Q2: This leads to a discussion about the case where two keys are equals but likely have different System.identityHashCode values:

Key k1 = new Key(1); 
Key k2 = new Key(1);

I speculated that it might require traversing all entries in the subtree with the same hash code. Then the interviewer asked whether it means that the worst case time complexity is O(n)?
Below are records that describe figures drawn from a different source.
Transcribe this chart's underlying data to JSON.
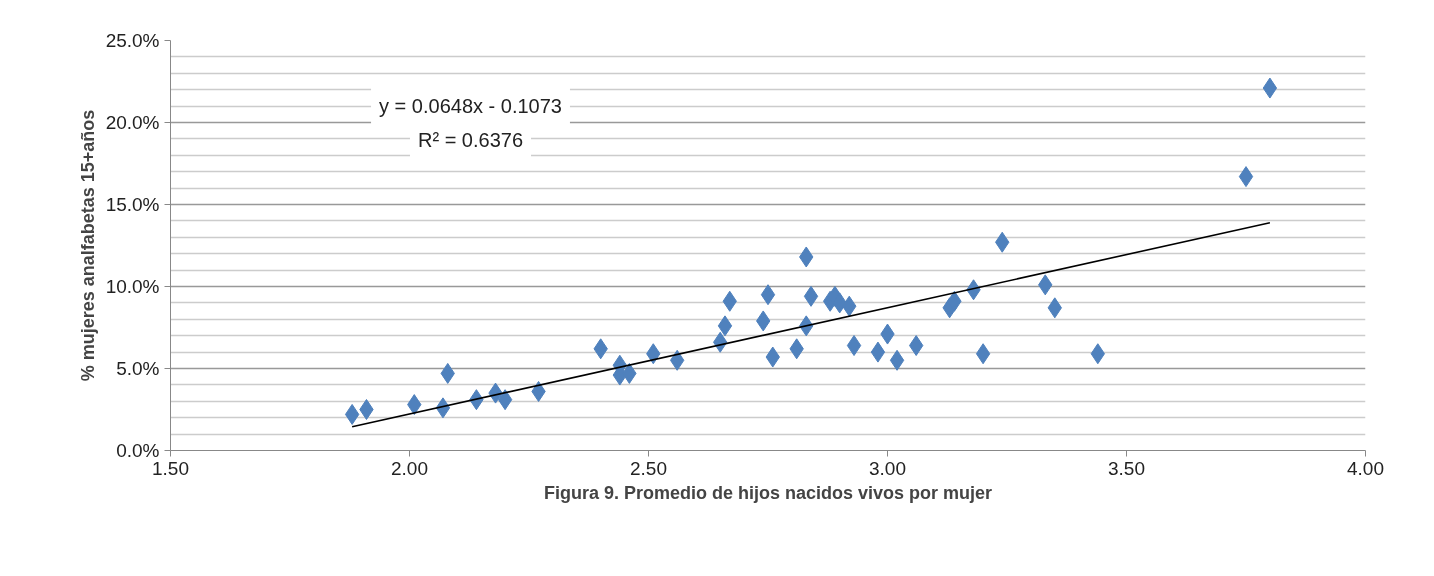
{
  "chart_data": {
    "type": "scatter",
    "xlabel": "Figura 9. Promedio de hijos nacidos vivos por mujer",
    "ylabel": "% mujeres analfabetas 15+años",
    "annotations": [
      "y = 0.0648x - 0.1073",
      "R² = 0.6376"
    ],
    "xlim": [
      1.5,
      4.0
    ],
    "xticks": [
      {
        "value": 1.5,
        "label": "1.50"
      },
      {
        "value": 2.0,
        "label": "2.00"
      },
      {
        "value": 2.5,
        "label": "2.50"
      },
      {
        "value": 3.0,
        "label": "3.00"
      },
      {
        "value": 3.5,
        "label": "3.50"
      },
      {
        "value": 4.0,
        "label": "4.00"
      }
    ],
    "ylim": [
      0,
      25
    ],
    "yticks": [
      {
        "value": 0,
        "label": "0.0%"
      },
      {
        "value": 5,
        "label": "5.0%"
      },
      {
        "value": 10,
        "label": "10.0%"
      },
      {
        "value": 15,
        "label": "15.0%"
      },
      {
        "value": 20,
        "label": "20.0%"
      },
      {
        "value": 25,
        "label": "25.0%"
      }
    ],
    "grid": "y",
    "marker": "diamond",
    "series": [
      {
        "color": "#4f81bd",
        "x": [
          1.88,
          1.91,
          2.01,
          2.07,
          2.08,
          2.14,
          2.18,
          2.2,
          2.27,
          2.4,
          2.44,
          2.44,
          2.46,
          2.51,
          2.56,
          2.65,
          2.66,
          2.67,
          2.74,
          2.75,
          2.76,
          2.81,
          2.83,
          2.83,
          2.84,
          2.88,
          2.89,
          2.9,
          2.92,
          2.93,
          2.98,
          3.0,
          3.02,
          3.06,
          3.13,
          3.14,
          3.18,
          3.2,
          3.24,
          3.33,
          3.35,
          3.44,
          3.75,
          3.8
        ],
        "values": [
          2.2,
          2.5,
          2.8,
          2.6,
          4.7,
          3.1,
          3.5,
          3.1,
          3.6,
          6.2,
          5.2,
          4.6,
          4.7,
          5.9,
          5.5,
          6.6,
          7.6,
          9.1,
          7.9,
          9.5,
          5.7,
          6.2,
          11.8,
          7.6,
          9.4,
          9.1,
          9.4,
          9.0,
          8.8,
          6.4,
          6.0,
          7.1,
          5.5,
          6.4,
          8.7,
          9.1,
          9.8,
          5.9,
          12.7,
          10.1,
          8.7,
          5.9,
          16.7,
          22.1
        ]
      },
      {
        "type": "line",
        "marker": "none",
        "color": "#000000",
        "x": [
          1.88,
          3.8
        ],
        "values": [
          1.45,
          13.89
        ]
      }
    ]
  }
}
I don't know since I always heard that after Java8, HashMap can have guaranteed worst case O(log n) time complexity.

Q3: The interviewer then questioned how two different keys with the same System.identityHashCode can be inserted into the map given that an RB Tree does not allow duplicate keys:

Key k1 = new Key(1); // same identityHashCode
Key k2 = new Key(2); // same identityHashCode

I remember it being possible for different objects to have the same System.identityHashCode https://stackoverflow.com/a/1063100/10969942, but I'm unclear on how the HashMap manages these insertions without violating the RB Tree's constraints on no duplicate keys, that is handle both hashCode and identityHashCode collision.


Solution

  • Given the following code snippet, what is the time complexity of the map.get(new Key(1)); line, considering Java 8's improvements to HashMap?

    It is O(n).

    I initially answered O(log n), mentioning that Java 8 automatically converts lengthy linked lists in buckets into Red-Black Trees for efficiency.

    Yes. In this case, every key has the same hash code, so there will be only one hash bucket. With enough entries it will be organized as a balanced tree.

    Q1: However, the interviewer then inquired about how comparison is done within the RB Tree when the Key class doesn't implement the Comparable interface.

    As you said, the tree order falls back to identity hashcode when hash codes are equal and the key type does not have a natural order.

    Q2: This leads to a discussion about the case where two keys are equals but likely have different System.identityHashCode values:

    This is indeed a problem for HashMap. If a key to be looked up is the same object as one already in the map, then it will be found in O(log n) steps, but if it isn't then the map still has to be searched for one equals() to it. That will take O(n) steps if such a key is present, and Θ(n) steps if not.

    Then the interviewer asked whether it means that the worst case time complexity is O(n)?

    Yes, it does.

    I don't know since I always heard that after Java8, HashMap can have guaranteed worst case O(log n) time complexity.

    I hope you didn't say that. A good interviewer doesn't expect you to know everything, and people can acquire misinformation in a wide variety of ways. But having led you to the conclusion, they could reasonably expect you to accept it. At minimum to acknowledge that the conclusion seems sound.

    Q3: The interviewer then questioned how two different keys with the same System.identityHashCode can be inserted into the map given that an RB Tree does not allow duplicate keys:

    I guess the supposition here is

    it being possible for different objects to have the same System.identityHashCode

    It is true that Java does not guarantee distinct identity hash codes, but it does specify:

    As far as is reasonably practical, the hashCode method defined by class Object returns distinct integers for distinct objects.

    (Object's implementation of hashCode() is, of course, the identity hash code.)

    I'm unclear on how the HashMap manages these insertions without violating the RB Tree's constraints on no duplicate keys, that is handle both hashCode and identityHashCode collision.

    I don't know off the top of my head, and a quick doc check did not turn up an answer. But assuming that HashMap does handle that case, I expect it does so with a linked list in each tree node, or similar. This does not present the same issue here that using a linked list did at the bucket level, because the standard library implementation can be relied upon to provide reasonably good identity hash codes (see above).

    Even if that's not what HashMap actually does, I suspect that the interviewer would have been satisfied with it. Again, they don't expect you to know everything, but they likely are looking for people who are prepared to think.